Your dad was a tax collector, so you are. Your mom was a prostitute, you will be too. Even if you try to get out from under that burden, too bad. We know – and God knows – who you are.

That’s pressure, isn’t it? To live in such a way that you can’t escape what your parents did. Conversely, your children wouldn’t be able to distance themselves from what you will do.

That’s bondage. Those are chains shackled to our hands and feet to prevent us from being equal, loved, forgiven, accepted.

Yet, God speaks through Ezekiel as the Word of God happens to him – it’s an experience – and he states God’s intention. Sin doesn’t transfer through blood. Your very being and life is freed from what your parents have done, and your children are freed from what you will do. God loves all. God loves you.
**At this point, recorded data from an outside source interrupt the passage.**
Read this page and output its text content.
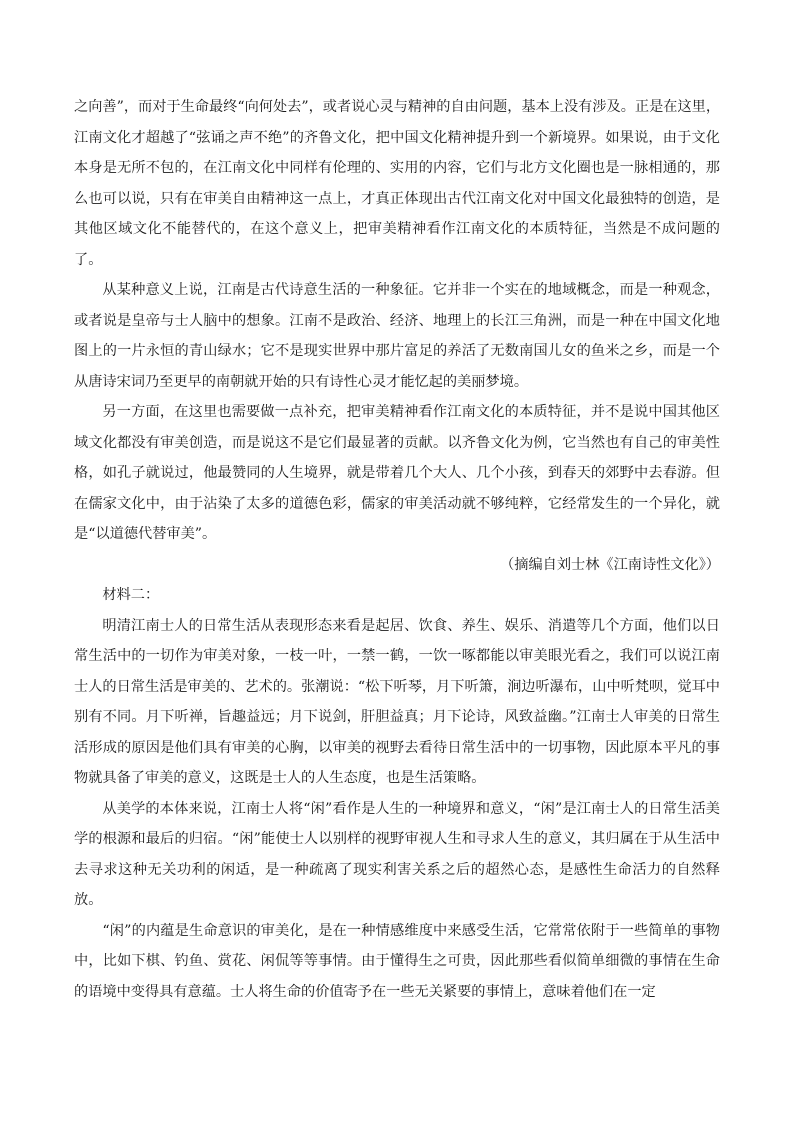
之向善”，而对于生命最终“向何处去”，或者说心灵与精神的自由问题，基本上没有涉及。正是在这里，江南文化才超越了“弦诵之声不绝”的齐鲁文化，把中国文化精神提升到一个新境界。如果说，由于文化本身是无所不包的，在江南文化中同样有伦理的、实用的内容，它们与北方文化圈也是一脉相通的，那么也可以说，只有在审美自由精神这一点上，才真正体现出古代江南文化对中国文化最独特的创造，是其他区域文化不能替代的，在这个意义上，把审美精神看作江南文化的本质特征，当然是不成问题的了。

从某种意义上说，江南是古代诗意生活的一种象征。它并非一个实在的地域概念，而是一种观念，或者说是皇帝与士人脑中的想象。江南不是政治、经济、地理上的长江三角洲，而是一种在中国文化地图上的一片永恒的青山绿水；它不是现实世界中那片富足的养活了无数南国儿女的鱼米之乡，而是一个从唐诗宋词乃至更早的南朝就开始的只有诗性心灵才能忆起的美丽梦境。

另一方面，在这里也需要做一点补充，把审美精神看作江南文化的本质特征，并不是说中国其他区域文化都没有审美创造，而是说这不是它们最显著的贡献。以齐鲁文化为例，它当然也有自己的审美性格，如孔子就说过，他最赞同的人生境界，就是带着几个大人、几个小孩，到春天的郊野中去春游。但在儒家文化中，由于沾染了太多的道德色彩，儒家的审美活动就不够纯粹，它经常发生的一个异化，就是“以道德代替审美”。

（摘编自刘士林《江南诗性文化》）

材料二：

明清江南士人的日常生活从表现形态来看是起居、饮食、养生、娱乐、消遣等几个方面，他们以日常生活中的一切作为审美对象，一枝一叶，一禁一鹤，一饮一啄都能以审美眼光看之，我们可以说江南士人的日常生活是审美的、艺术的。张潮说：“松下听琴，月下听箫，涧边听瀑布，山中听梵呗，觉耳中别有不同。月下听禅，旨趣益远；月下说剑，肝胆益真；月下论诗，风致益幽。”江南士人审美的日常生活形成的原因是他们具有审美的心胸，以审美的视野去看待日常生活中的一切事物，因此原本平凡的事物就具备了审美的意义，这既是士人的人生态度，也是生活策略。

从美学的本体来说，江南士人将“闲”看作是人生的一种境界和意义，“闲”是江南士人的日常生活美学的根源和最后的归宿。“闲”能使士人以别样的视野审视人生和寻求人生的意义，其归属在于从生活中去寻求这种无关功利的闲适，是一种疏离了现实利害关系之后的超然心态，是感性生命活力的自然释放。

“闲”的内蕴是生命意识的审美化，是在一种情感维度中来感受生活，它常常依附于一些简单的事物中，比如下棋、钓鱼、赏花、闲侃等等事情。由于懂得生之可贵，因此那些看似简单细微的事情在生命的语境中变得具有意蕴。士人将生命的价值寄予在一些无关紧要的事情上，意味着他们在一定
Freedom. True freedom in God’s kingdom.

Jesus builds this up even more in our gospel reading. Here Jesus talks about tax collectors and prostitutes. Those who are ‘beyond the pale’ in society. Those who use others and use themselves in ways that are hurtful, deceptive, and sinful.

Those people who society has cast out, God has called to the table.

These past few weeks we have been seeing God’s radical love being shown against the common culture.

First it was forgiveness. God has forgiven us, we are called to live into forgiveness with those around. Where because of what God has done, our lives are fundamentally changed. We live our life as ones who notice what God has done.

Next, it was generosity. Are we envious because God is generous? If you didn’t figure it out last week, the answer to that question is yes, yes, we are. God shows merciful to all the people of God. Constantly calling all and welcoming them into the kingdom. God is inviting us into that life of mercy so that we don’t take the easy road in being slow to love and abounding in steadfast anger.

This Sunday, we see Jesus pointing out God’s radical inclusivity. All that forgiveness and generosity. All that mercy and love. All of it is not just directed at you, those who have been here from the beginning or those who feel destined to be loved by God because of who they were born to or where they’ve always lived.

No, God’s love and inclusivity is given to even those cast out. Those on the fringes. Those who have experienced God and have changed their mind. What they did, have done, or perhaps will do does not prevent them from God’s love. It never has.

I can only imagine what the Pharisees thought when they heard Jesus speak those words. Perhaps they thought they were being ‘persecuted’ because another and lower voice in their society was being listened to. When in actuality they were just being treated with the same love that they expected for themselves.

God gives people hope and freedom. Jesus shows us how far that freedom and hope extends. It extends far beyond our own perceptions and beliefs. Extending to those we wouldn’t expect. Even extending to us. That can be scary, it can seem unfair, it can even make us ask the question ‘why even me?’

These past few weeks have been building up that word of hope and that act of freedom through God’s forgiveness, generosity, and inclusion. No longer are just the ‘usual types,’ the ‘expected ones’ loved by God. Even the downtrodden and outcast are loved, welcomed. In fact, they’re going to be first.

Here is what I believe to be true, as it is shown in God’s theme throughout scripture. If God is to err (if that’s even possible) God errs on the side of grace, mercy, love, and forgiveness. God abounds in all of that.

That is hope. There is hope for all. No one is excluded from God’s love. No one.

We hear that we are loved and forgiven. We repent and turn towards God because of that generosity. We are included – all of us – in the kingdom of God. Amen.